E vidi un cielo nuovo e una terra nuova: il cielo e la terra di prima infatti erano scomparsi e il mare non c'era più. E vidi anche la città santa, la Gerusalemme nuova, scendere dal cielo, da Dio, pronta come una sposa adorna per il suo sposo. Udii allora una voce potente, che veniva dal trono e diceva:
"Ecco la tenda di Dio con gli uomini!
Egli abiterà con loro
ed essi saranno suoi popoli
ed egli sarà il Dio con loro, il loro Dio.E asciugherà ogni lacrima dai loro occhi
e non vi sarà più la morte
né lutto né lamento né affanno,
perché le cose di prima sono passate".
E Colui che sedeva sul trono disse: "Ecco, io faccio nuove tutte le cose". E soggiunse: "Scrivi, perché queste parole sono certe e vere". E mi disse:
"Ecco, sono compiute!
Io sono l'Alfa e l'Omèga,
il Principio e la Fine.
A colui che ha sete
io darò gratuitamente da bere
alla fonte dell'acqua della vita.
Chi sarà vincitore erediterà questi beni;
io sarò suo Dio ed egli sarà mio figlio.
Ma per i vili e gli increduli, gli abietti e gli omicidi, gli immorali, i maghi, gli idolatri e per tutti i mentitori è riservato lo stagno ardente di fuoco e di zolfo. Questa è la seconda morte".

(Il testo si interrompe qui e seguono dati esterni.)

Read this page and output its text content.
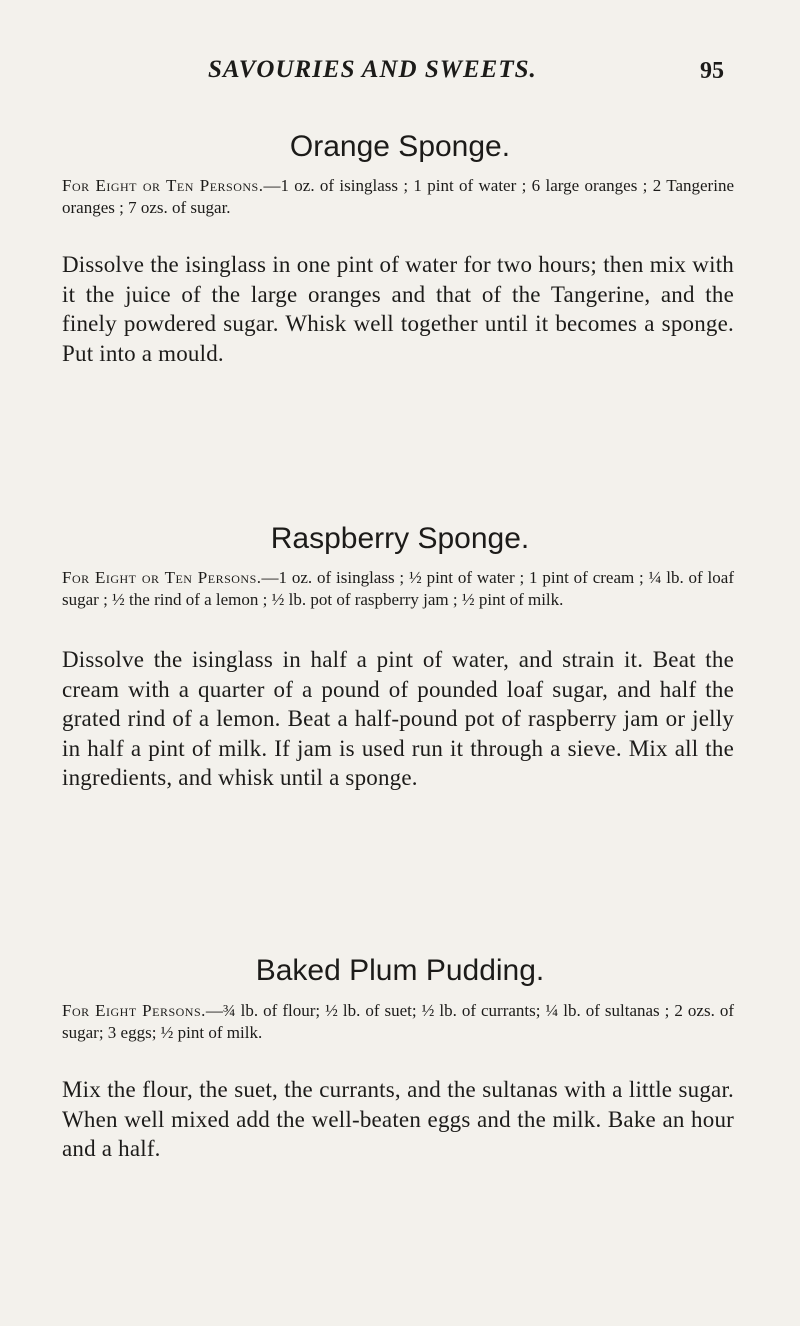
SAVOURIES AND SWEETS.	95
Orange Sponge.

For Eight or Ten Persons.—1 oz. of isinglass ; 1 pint of water ; 6 large oranges ; 2 Tangerine oranges ; 7 ozs. of sugar.

Dissolve the isinglass in one pint of water for two hours; then mix with it the juice of the large oranges and that of the Tangerine, and the finely powdered sugar. Whisk well together until it becomes a sponge. Put into a mould.

Raspberry Sponge.

For Eight or Ten Persons.—1 oz. of isinglass ; ½ pint of water ; 1 pint of cream ; ¼ lb. of loaf sugar ; ½ the rind of a lemon ; ½ lb. pot of raspberry jam ; ½ pint of milk.

Dissolve the isinglass in half a pint of water, and strain it. Beat the cream with a quarter of a pound of pounded loaf sugar, and half the grated rind of a lemon. Beat a half-pound pot of raspberry jam or jelly in half a pint of milk. If jam is used run it through a sieve. Mix all the ingredients, and whisk until a sponge.

Baked Plum Pudding.

For Eight Persons.—¾ lb. of flour; ½ lb. of suet; ½ lb. of currants; ¼ lb. of sultanas ; 2 ozs. of sugar; 3 eggs; ½ pint of milk.

Mix the flour, the suet, the currants, and the sultanas with a little sugar. When well mixed add the well-beaten eggs and the milk. Bake an hour and a half.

Poi venne uno dei sette angeli, che hanno le sette coppe piene degli ultimi sette flagelli, e mi parlò: "Vieni, ti mostrerò la promessa sposa, la sposa dell'Agnello". L'angelo mi trasportò in spirito su di un monte grande e alto, e mi mostrò la città santa, Gerusalemme, che scende dal cielo, da Dio, risplendente della gloria di Dio. Il suo splendore è simile a quello di una gemma preziosissima, come pietra di diaspro cristallino. È cinta da grandi e alte mura con dodici porte: sopra queste porte stanno dodici angeli e nomi scritti, i nomi delle dodici tribù dei figli d'Israele. A oriente tre porte, a settentrione tre porte, a mezzogiorno tre porte e a occidente tre porte. Le mura della città poggiano su dodici basamenti, sopra i quali sono i dodici nomi dei dodici apostoli dell'Agnello.